How would you feel if that was your water?
The Uranium Processing Groundwater Protection Act or SB 192, which would finally get crybaby Cotter to clean up its mess and protect Coloradans from future messes, is a smart bill. It's also long overdue. Residents are depending on this bill to get their town and livelihoods back. They're tired of their backyard being a notorious Superfund site. That's why the Act has 111 local, diverse businesses and organizations in support.
Senator Grantham (R- Cañon City) has heard their stories – from the local monastery that depends on well water, to the ranchers who rely on clean streams, to the residents of the Lincoln Park neighborhood who have dealt with contamination since the – all deserve their water to be clean and protected. They have the right to use their water without worrying about radioactive contamination.
Yet, Senator Grantham still voted against his own constituents. Party politics and special interests apparently deserve more protections than his neighbors.
The Act would also safeguard Colorado citizens by regulating a new water intensive technique of extracting and processing uranium, which has never been tested or used in a commercial setting in the U.S. The bill will ensure that the same licensing process required for other uranium processing and radioactive waste disposal projects should also be required for these new technologies and also bring Colorado into compliance with federal requirements.

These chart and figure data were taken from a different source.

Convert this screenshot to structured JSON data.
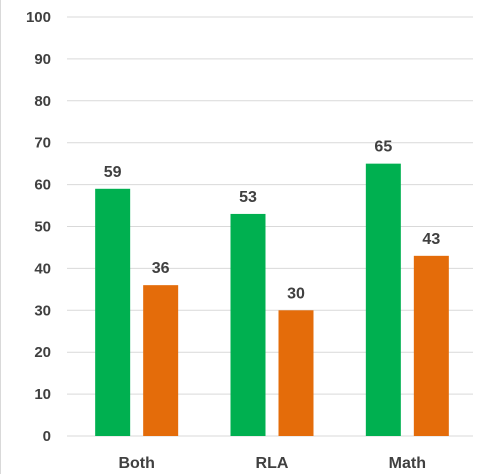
{
  "chart_data": {
    "type": "bar",
    "title": "",
    "xlabel": "",
    "ylabel": "",
    "categories": [
      "Both",
      "RLA",
      "Math"
    ],
    "series": [
      {
        "color": "#00b050",
        "values": [
          59,
          53,
          65
        ]
      },
      {
        "color": "#e46c0a",
        "values": [
          36,
          30,
          43
        ]
      }
    ],
    "ylim": [
      0,
      100
    ],
    "yticks": [
      0,
      10,
      20,
      30,
      40,
      50,
      60,
      70,
      80,
      90,
      100
    ],
    "grid": true,
    "legend": "none",
    "data_labels": true
  },
  "colors": {
    "gridline": "#d9d9d9",
    "axis": "#d9d9d9",
    "label_text": "#404040"
  }
}
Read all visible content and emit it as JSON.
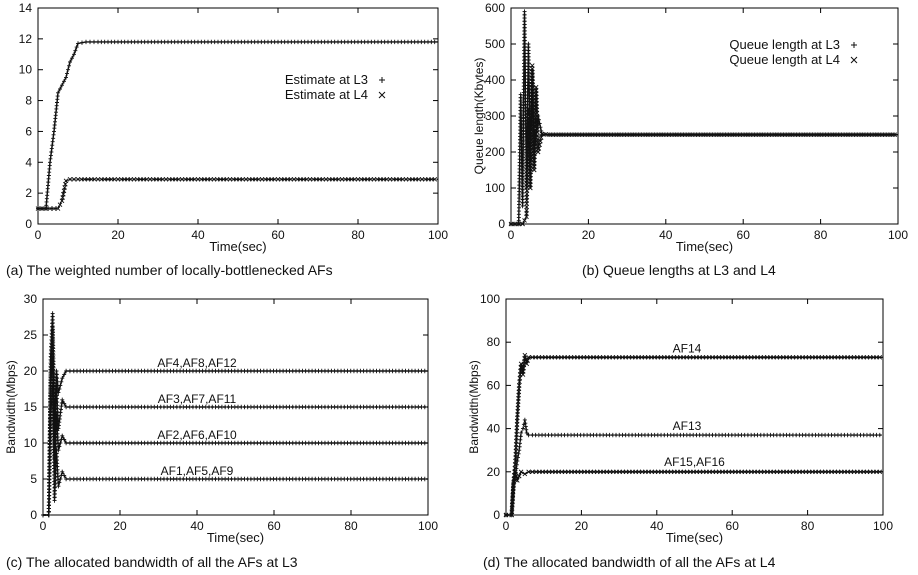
{
  "chart_data": [
    {
      "id": "a",
      "type": "line",
      "caption": "(a) The weighted number of locally-bottlenecked AFs",
      "xlabel": "Time(sec)",
      "ylabel": "",
      "xlim": [
        0,
        100
      ],
      "ylim": [
        0,
        14
      ],
      "xticks": [
        0,
        20,
        40,
        60,
        80,
        100
      ],
      "yticks": [
        0,
        2,
        4,
        6,
        8,
        10,
        12,
        14
      ],
      "legend_position": "center-right",
      "series": [
        {
          "name": "Estimate at L3",
          "marker": "+",
          "x": [
            0,
            2,
            3,
            4,
            5,
            6,
            7,
            8,
            9,
            10,
            12,
            15,
            20,
            30,
            40,
            50,
            60,
            70,
            80,
            90,
            100
          ],
          "values": [
            1,
            1,
            4,
            6,
            8.5,
            9,
            9.5,
            10.5,
            11,
            11.7,
            11.8,
            11.8,
            11.8,
            11.8,
            11.8,
            11.8,
            11.8,
            11.8,
            11.8,
            11.8,
            11.8
          ]
        },
        {
          "name": "Estimate at L4",
          "marker": "x",
          "x": [
            0,
            2,
            4,
            5,
            6,
            7,
            8,
            10,
            20,
            40,
            60,
            80,
            100
          ],
          "values": [
            1,
            1,
            1,
            1,
            1.5,
            2.8,
            2.9,
            2.9,
            2.9,
            2.9,
            2.9,
            2.9,
            2.9
          ]
        }
      ]
    },
    {
      "id": "b",
      "type": "line",
      "caption": "(b) Queue lengths at L3 and L4",
      "xlabel": "Time(sec)",
      "ylabel": "Queue length(Kbytes)",
      "xlim": [
        0,
        100
      ],
      "ylim": [
        0,
        600
      ],
      "xticks": [
        0,
        20,
        40,
        60,
        80,
        100
      ],
      "yticks": [
        0,
        100,
        200,
        300,
        400,
        500,
        600
      ],
      "legend_position": "top-right",
      "series": [
        {
          "name": "Queue length at L3",
          "marker": "+",
          "x": [
            0,
            2,
            2.5,
            3,
            3.5,
            4,
            4.5,
            5,
            5.5,
            6,
            7,
            8,
            10,
            20,
            40,
            60,
            80,
            100
          ],
          "values": [
            0,
            0,
            360,
            50,
            590,
            100,
            500,
            180,
            420,
            200,
            300,
            248,
            248,
            248,
            248,
            248,
            248,
            248
          ]
        },
        {
          "name": "Queue length at L4",
          "marker": "x",
          "x": [
            0,
            3,
            4,
            4.5,
            5,
            5.5,
            6,
            6.5,
            7,
            8,
            10,
            20,
            40,
            60,
            80,
            100
          ],
          "values": [
            0,
            0,
            20,
            320,
            100,
            440,
            150,
            380,
            200,
            250,
            248,
            248,
            248,
            248,
            248,
            248
          ]
        }
      ]
    },
    {
      "id": "c",
      "type": "line",
      "caption": "(c) The allocated bandwidth of all the AFs at L3",
      "xlabel": "Time(sec)",
      "ylabel": "Bandwidth(Mbps)",
      "xlim": [
        0,
        100
      ],
      "ylim": [
        0,
        30
      ],
      "xticks": [
        0,
        20,
        40,
        60,
        80,
        100
      ],
      "yticks": [
        0,
        5,
        10,
        15,
        20,
        25,
        30
      ],
      "series": [
        {
          "label": "AF4,AF8,AF12",
          "x": [
            0,
            1.5,
            2,
            2.5,
            3,
            3.5,
            4,
            5,
            6,
            8,
            100
          ],
          "values": [
            0,
            0,
            22,
            28,
            12,
            20,
            17,
            19,
            20,
            20,
            20
          ]
        },
        {
          "label": "AF3,AF7,AF11",
          "x": [
            0,
            1.5,
            2,
            2.5,
            3,
            3.5,
            4,
            5,
            6,
            8,
            100
          ],
          "values": [
            0,
            0,
            20,
            26,
            8,
            18,
            12,
            16,
            15,
            15,
            15
          ]
        },
        {
          "label": "AF2,AF6,AF10",
          "x": [
            0,
            1.5,
            2,
            2.5,
            3,
            3.5,
            4,
            5,
            6,
            8,
            100
          ],
          "values": [
            0,
            0,
            18,
            22,
            6,
            14,
            9,
            11,
            10,
            10,
            10
          ]
        },
        {
          "label": "AF1,AF5,AF9",
          "x": [
            0,
            1.5,
            2,
            2.5,
            3,
            3.5,
            4,
            5,
            6,
            8,
            100
          ],
          "values": [
            0,
            0,
            14,
            18,
            2,
            9,
            4,
            6,
            5,
            5,
            5
          ]
        }
      ]
    },
    {
      "id": "d",
      "type": "line",
      "caption": "(d) The allocated bandwidth of all the AFs at L4",
      "xlabel": "Time(sec)",
      "ylabel": "Bandwidth(Mbps)",
      "xlim": [
        0,
        100
      ],
      "ylim": [
        0,
        100
      ],
      "xticks": [
        0,
        20,
        40,
        60,
        80,
        100
      ],
      "yticks": [
        0,
        20,
        40,
        60,
        80,
        100
      ],
      "series": [
        {
          "label": "AF14",
          "marker": "x",
          "x": [
            0,
            1.5,
            2,
            2.5,
            3,
            3.5,
            4,
            4.5,
            5,
            5.5,
            6,
            7,
            100
          ],
          "values": [
            0,
            0,
            15,
            25,
            45,
            60,
            70,
            65,
            74,
            70,
            73,
            73,
            73
          ]
        },
        {
          "label": "AF13",
          "marker": "+",
          "x": [
            0,
            1.5,
            2,
            2.5,
            3,
            3.5,
            4,
            4.5,
            5,
            5.5,
            6,
            7,
            100
          ],
          "values": [
            0,
            0,
            15,
            18,
            25,
            30,
            38,
            40,
            44,
            38,
            37,
            37,
            37
          ]
        },
        {
          "label": "AF15,AF16",
          "marker": "x",
          "x": [
            0,
            1.5,
            2,
            2.5,
            3,
            4,
            5,
            6,
            8,
            100
          ],
          "values": [
            0,
            0,
            14,
            20,
            16,
            20,
            19,
            20,
            20,
            20
          ]
        }
      ]
    }
  ]
}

Unfortunately, if SB 192 doesn't pass before the end of the session, it may be too late to protect Coloradans and the residents of the Lincoln Park neighborhood from future contamination and force Cotter to clean up their mess as they try to work a backdoor clean up deal. That's just not right.
Cotter can throw a tantrum all they want, but in the end Coloradans deserve to be able to use the wells on their land for irrigation and the water rights they are entitled.